Bu destek ise ekonomik olduğu kadar fiziksel desteği de içermektedir. Bu nedenle destekten yoksun kalma tazminatının asıl olarak maddi tazminat gerektirdiği söylenebilir. Ancak bu söylemlerden destekten yoksun kalma tazminatının manevi tazminat gerektirmeyeceği anlaşılmamalıdır. Zira açıklanacağı üzere Türk Borçlar Kanununda manevi tazminat açılabileceğine dair hüküm bulunmaktadır.
Maddi Tazminat
Haksız fiil sonucu ölen kişinin hayattayken destek verdiği kişilerin bu desteği ispat ederek ya da ölen kişinin destekten mahrum kalan yakınları (anne, baba, eş, çocuk vb.) maddi tazminat davası açma hakkına sahiptirler. Bu davalarda, haksız fiil sonucu meydana gelen zararların tazmini amaçlanmaktadır.

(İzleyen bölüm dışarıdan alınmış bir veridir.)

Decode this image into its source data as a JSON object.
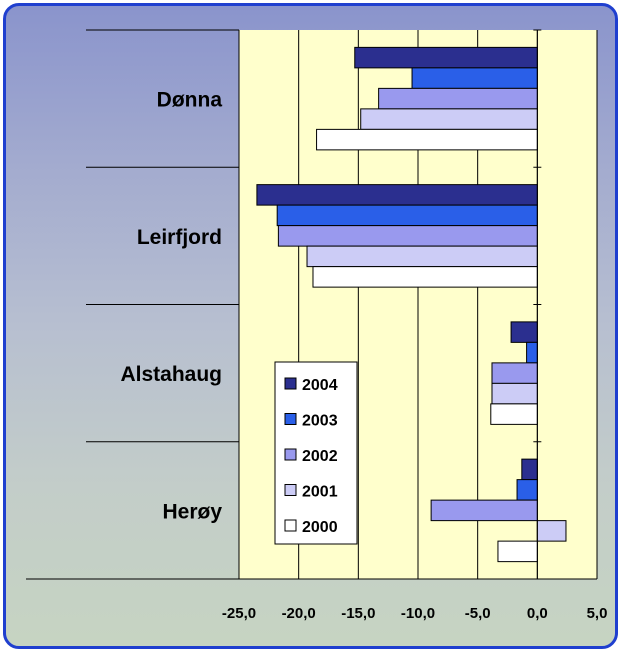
{
  "chart_data": {
    "type": "bar",
    "orientation": "horizontal",
    "categories": [
      "Dønna",
      "Leirfjord",
      "Alstahaug",
      "Herøy"
    ],
    "series": [
      {
        "name": "2004",
        "color": "#2b2f8f",
        "values": [
          -15.3,
          -23.5,
          -2.2,
          -1.3
        ]
      },
      {
        "name": "2003",
        "color": "#2a5fe8",
        "values": [
          -10.5,
          -21.8,
          -0.9,
          -1.7
        ]
      },
      {
        "name": "2002",
        "color": "#9999ee",
        "values": [
          -13.3,
          -21.7,
          -3.8,
          -8.9
        ]
      },
      {
        "name": "2001",
        "color": "#ccccf6",
        "values": [
          -14.8,
          -19.3,
          -3.8,
          2.4
        ]
      },
      {
        "name": "2000",
        "color": "#ffffff",
        "values": [
          -18.5,
          -18.8,
          -3.9,
          -3.3
        ]
      }
    ],
    "xlim": [
      -25,
      5
    ],
    "x_ticks": [
      "-25,0",
      "-20,0",
      "-15,0",
      "-10,0",
      "-5,0",
      "0,0",
      "5,0"
    ],
    "plot_background": "#ffffcc",
    "grid": true,
    "legend_position": "lower-left",
    "title": "",
    "xlabel": "",
    "ylabel": ""
  }
}
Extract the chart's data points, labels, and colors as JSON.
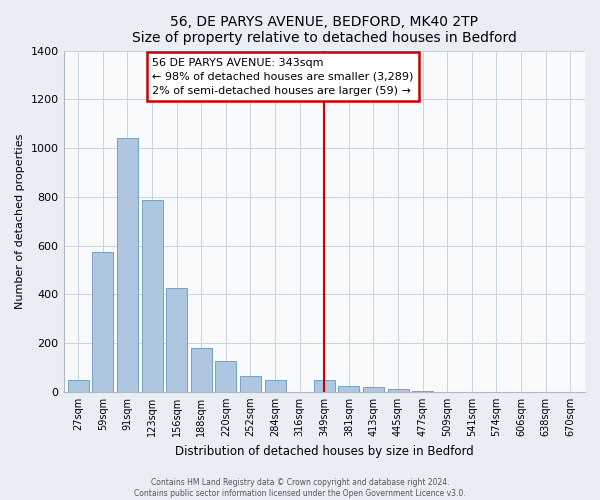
{
  "title": "56, DE PARYS AVENUE, BEDFORD, MK40 2TP",
  "subtitle": "Size of property relative to detached houses in Bedford",
  "xlabel": "Distribution of detached houses by size in Bedford",
  "ylabel": "Number of detached properties",
  "bar_labels": [
    "27sqm",
    "59sqm",
    "91sqm",
    "123sqm",
    "156sqm",
    "188sqm",
    "220sqm",
    "252sqm",
    "284sqm",
    "316sqm",
    "349sqm",
    "381sqm",
    "413sqm",
    "445sqm",
    "477sqm",
    "509sqm",
    "541sqm",
    "574sqm",
    "606sqm",
    "638sqm",
    "670sqm"
  ],
  "bar_values": [
    50,
    575,
    1040,
    785,
    425,
    180,
    125,
    65,
    50,
    0,
    50,
    25,
    20,
    10,
    5,
    0,
    0,
    0,
    0,
    0,
    0
  ],
  "bar_color": "#aec6df",
  "bar_edge_color": "#6699bb",
  "ylim": [
    0,
    1400
  ],
  "yticks": [
    0,
    200,
    400,
    600,
    800,
    1000,
    1200,
    1400
  ],
  "marker_bin_index": 10,
  "annotation_title": "56 DE PARYS AVENUE: 343sqm",
  "annotation_line1": "← 98% of detached houses are smaller (3,289)",
  "annotation_line2": "2% of semi-detached houses are larger (59) →",
  "footer1": "Contains HM Land Registry data © Crown copyright and database right 2024.",
  "footer2": "Contains public sector information licensed under the Open Government Licence v3.0.",
  "background_color": "#e8eef4",
  "plot_background": "#f8fafc",
  "grid_color": "#c8d4e0",
  "annotation_box_color": "#ffffff",
  "annotation_border_color": "#cc0000",
  "marker_line_color": "#cc0000",
  "title_fontsize": 10,
  "subtitle_fontsize": 9
}
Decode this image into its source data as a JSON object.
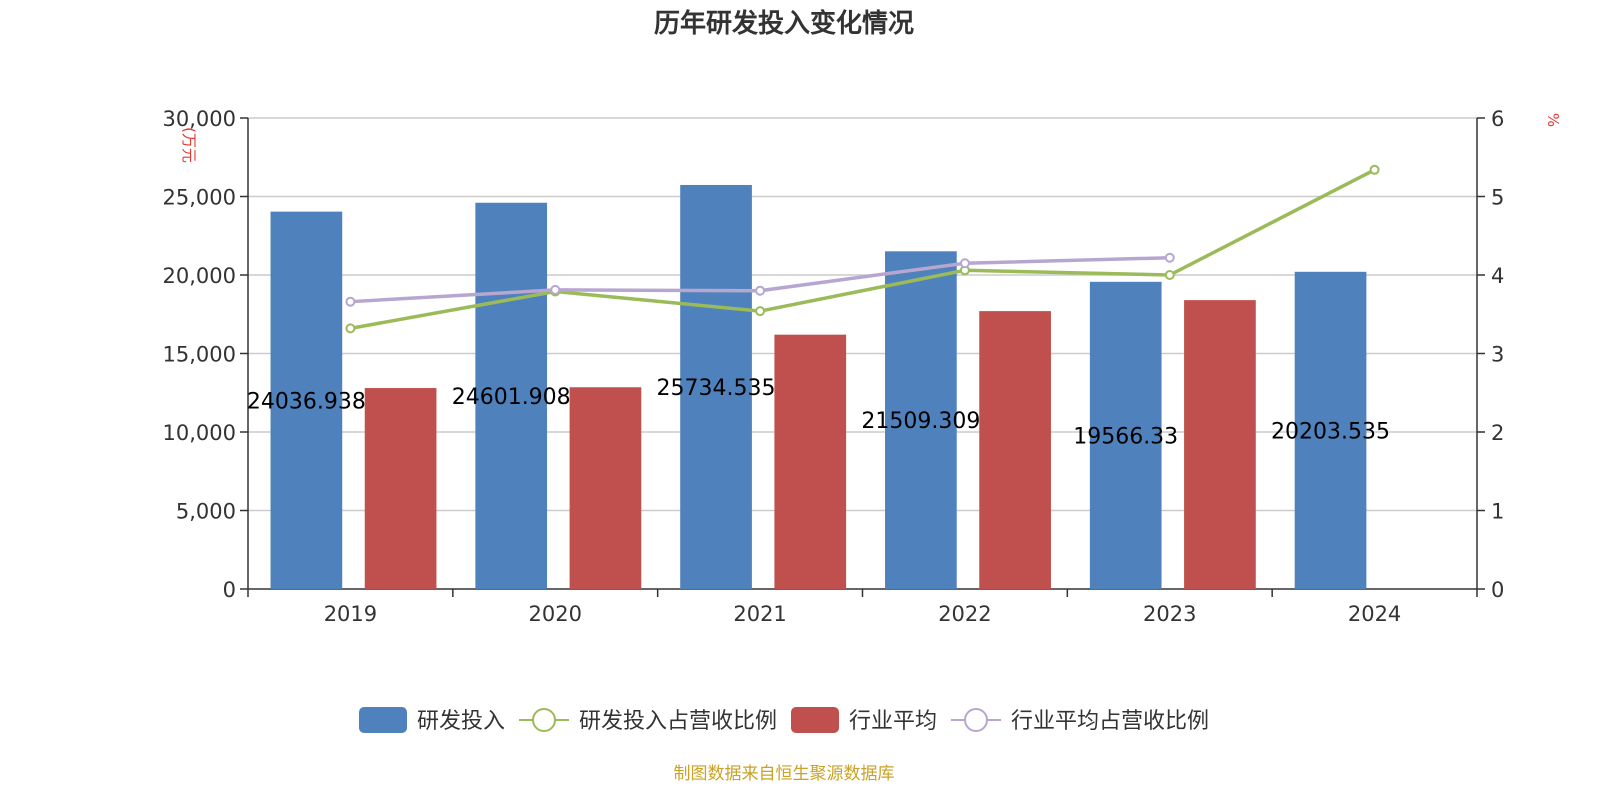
{
  "chart_data": {
    "type": "bar",
    "title": "历年研发投入变化情况",
    "categories": [
      "2019",
      "2020",
      "2021",
      "2022",
      "2023",
      "2024"
    ],
    "y_left": {
      "unit": "(万元",
      "ylim": [
        0,
        30000
      ],
      "ticks": [
        "0",
        "5,000",
        "10,000",
        "15,000",
        "20,000",
        "25,000",
        "30,000"
      ]
    },
    "y_right": {
      "unit": "%",
      "ylim": [
        0,
        6
      ],
      "ticks": [
        "0",
        "1",
        "2",
        "3",
        "4",
        "5",
        "6"
      ]
    },
    "grid": true,
    "legend_position": "bottom",
    "series": [
      {
        "name": "研发投入",
        "kind": "bar",
        "axis": "left",
        "color": "#4f81bd",
        "values": [
          24036.938,
          24601.908,
          25734.535,
          21509.309,
          19566.33,
          20203.535
        ],
        "labels": [
          "24036.938",
          "24601.908",
          "25734.535",
          "21509.309",
          "19566.33",
          "20203.535"
        ]
      },
      {
        "name": "研发投入占营收比例",
        "kind": "line",
        "axis": "right",
        "color": "#9bbb59",
        "values": [
          3.32,
          3.79,
          3.54,
          4.06,
          4.0,
          5.34
        ]
      },
      {
        "name": "行业平均",
        "kind": "bar",
        "axis": "left",
        "color": "#c0504d",
        "values": [
          12800,
          12850,
          16200,
          17700,
          18400,
          null
        ]
      },
      {
        "name": "行业平均占营收比例",
        "kind": "line",
        "axis": "right",
        "color": "#b7a6d0",
        "values": [
          3.66,
          3.81,
          3.8,
          4.15,
          4.22,
          null
        ]
      }
    ],
    "source": "制图数据来自恒生聚源数据库"
  }
}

Ölen kişinin destek verdiği kişilerin ispatı, mahkeme kararlarında belirtilen şartlara bağlıdır. Davacı tarafın zararın meydana geldiğini ve bunun davalının kusurundan kaynaklandığını ispatlaması gerekmektedir. Bu nedenle, haksız fiil sonucu ölen kişinin destek verdiği kişilerin maddi tazminat davaları oldukça önemlidir.
Manevi Tazminat
Borçlar Kanunu’na göre, bir kimsenin bedensel bütünlüğünün zedelenmesi veya ölümü durumunda, destekten yoksun kalan tarafın maddi tazminat davası açabileceği gibi manevi tazminat davası da açabileceği belirtilmektedir. Manevi tazminatın amacı, haksız fiil neticesinde ağır bedensel zarar gören veya ölen kişinin yakınlarının acı ve eleminin dindirilmesidir. Bu nedenle manevi tazminat davası zenginleşme aracı olarak görülemez.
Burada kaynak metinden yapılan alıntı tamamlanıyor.